A rebuilt Toys “R” Us would have to graft an old name on to a completely new model that favors smaller, boutique, experience-based stores. It’s a shift that’s challenging for big-box brands that once focused on large-format stores with a breadth of inventory. With the rise of online shopping and marketplaces, physical retail spaces are additive to that journey. That’s why it’s so difficult for once-dead brands to come back, and to be successful, the company would have to launch an online-offline approach with refreshed, experiential stores.

“They need to create a new experience that plays off the nostalgia of the brand,” said Susan Cantor, CEO of branding agency Red Peak. “You have to go to a much more specialized place with a more curated selection; [and] you need to go to places where there are other cool brands.”

Cantor said Toys “R” Us could take some lessons from FAO Schwarz, a 150-year-old toy store which closed its doors in 2015. It since reopened a store at Rockefeller Center late last year and is growing its store footprint at airports, a new setting for the brand.

The company is also up against competing retailers that seized on the new white space in the market. Since Toys “R” Us closed, major retailers including Walmart and Target have been growing their product offerings in the toy category. Over the 2018 holiday season Target expanded its in-store toy selection, with 250,000 square-feet in 500 stores for toys and brand-exclusive merchandise. Meanwhile, Walmart has since rebranded its toy store to “America’s Best Toy Shop,” which includes an expanded selection, Walmart-exclusive brands, and marketing through YouTube influencers.

According to the NPD Group, U.S. consumers bought $21.7 billion in toys last year, down 2 percent from the previous year. Toys “R” Us can still carve out a place for itself, provided it rethinks store layouts, improves in-store experiences for customers and considers new revenue models, said digital marketing consultant Judge Graham. Its plans to expand its private-label offerings, as reported in October, would underpin these efforts.

“How they bring it back is through a unique product line, a reason for kids to experience the stores, and smaller footprints,” he said. “It would be really cool if they had some innovation around recurring revenue models like Stitch Fix.”
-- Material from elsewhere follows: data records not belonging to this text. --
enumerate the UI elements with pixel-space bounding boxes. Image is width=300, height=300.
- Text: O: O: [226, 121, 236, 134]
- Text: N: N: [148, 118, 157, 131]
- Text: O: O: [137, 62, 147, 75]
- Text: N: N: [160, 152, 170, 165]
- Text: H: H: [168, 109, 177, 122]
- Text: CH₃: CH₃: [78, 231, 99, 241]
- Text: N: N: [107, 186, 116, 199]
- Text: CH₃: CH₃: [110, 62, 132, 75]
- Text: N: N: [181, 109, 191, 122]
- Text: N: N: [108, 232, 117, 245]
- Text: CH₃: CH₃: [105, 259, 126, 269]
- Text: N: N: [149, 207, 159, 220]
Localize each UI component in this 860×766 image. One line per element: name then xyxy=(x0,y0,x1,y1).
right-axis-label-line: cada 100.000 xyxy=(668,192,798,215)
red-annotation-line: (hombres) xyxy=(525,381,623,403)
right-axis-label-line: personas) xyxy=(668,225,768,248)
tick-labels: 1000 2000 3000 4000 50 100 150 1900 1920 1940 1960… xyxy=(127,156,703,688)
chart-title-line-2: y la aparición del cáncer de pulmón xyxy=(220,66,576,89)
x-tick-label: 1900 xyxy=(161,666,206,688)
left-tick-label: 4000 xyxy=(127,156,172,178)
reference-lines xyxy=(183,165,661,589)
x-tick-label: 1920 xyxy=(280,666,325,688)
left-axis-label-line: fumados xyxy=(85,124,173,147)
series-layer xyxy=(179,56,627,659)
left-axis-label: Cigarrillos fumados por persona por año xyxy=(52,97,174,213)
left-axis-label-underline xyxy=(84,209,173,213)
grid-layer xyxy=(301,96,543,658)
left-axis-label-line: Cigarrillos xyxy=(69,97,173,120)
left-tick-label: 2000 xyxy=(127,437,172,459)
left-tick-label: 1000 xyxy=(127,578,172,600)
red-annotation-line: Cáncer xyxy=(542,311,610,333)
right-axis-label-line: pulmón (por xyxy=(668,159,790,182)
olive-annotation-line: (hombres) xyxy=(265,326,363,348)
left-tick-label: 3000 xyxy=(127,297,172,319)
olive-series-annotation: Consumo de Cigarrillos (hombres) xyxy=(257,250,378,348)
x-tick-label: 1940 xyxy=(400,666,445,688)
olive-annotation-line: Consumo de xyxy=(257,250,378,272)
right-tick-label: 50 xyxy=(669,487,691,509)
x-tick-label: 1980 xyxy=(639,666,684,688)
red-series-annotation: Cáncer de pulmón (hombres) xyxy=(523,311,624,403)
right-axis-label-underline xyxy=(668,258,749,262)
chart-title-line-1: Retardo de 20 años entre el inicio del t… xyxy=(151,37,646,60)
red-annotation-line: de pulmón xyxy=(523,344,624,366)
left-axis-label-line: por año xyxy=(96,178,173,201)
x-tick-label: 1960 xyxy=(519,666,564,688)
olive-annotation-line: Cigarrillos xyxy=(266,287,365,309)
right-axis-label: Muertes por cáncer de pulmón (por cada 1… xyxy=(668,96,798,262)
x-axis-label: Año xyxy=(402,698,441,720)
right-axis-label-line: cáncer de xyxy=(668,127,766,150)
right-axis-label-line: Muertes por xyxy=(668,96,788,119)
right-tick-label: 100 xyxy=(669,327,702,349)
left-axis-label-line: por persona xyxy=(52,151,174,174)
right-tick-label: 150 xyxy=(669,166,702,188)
A way to keep customers in stores could be events tied to movie releases and exclusive product lines resulting from that, he added. Meanwhile, the e-commerce site could mirror the experience in-store through detailed product guides and comparison tools.

To be effective, however, any effort to innovate on store experience must be complemented by competitive pricing, said Neil Saunders, managing director of GlobalData Retail. In a context where customers do price comparisons effortlessly online, a few dollars can make a big difference.

Others question whether brand recognition alone coupled with a new store and e-commerce foundation is enough to rebuild a tired retail model in a competitive category. Sucharita Kodali, retail analyst at Forrester and a former Toys “R” Us employee, is skeptical of its prospects.

“The only reason you would want to resurrect it is to suck what remains of its brand equity dry,” she said. “Circuit City tried a relaunch and it was pretty inconsequential. I suspect this would be similar.”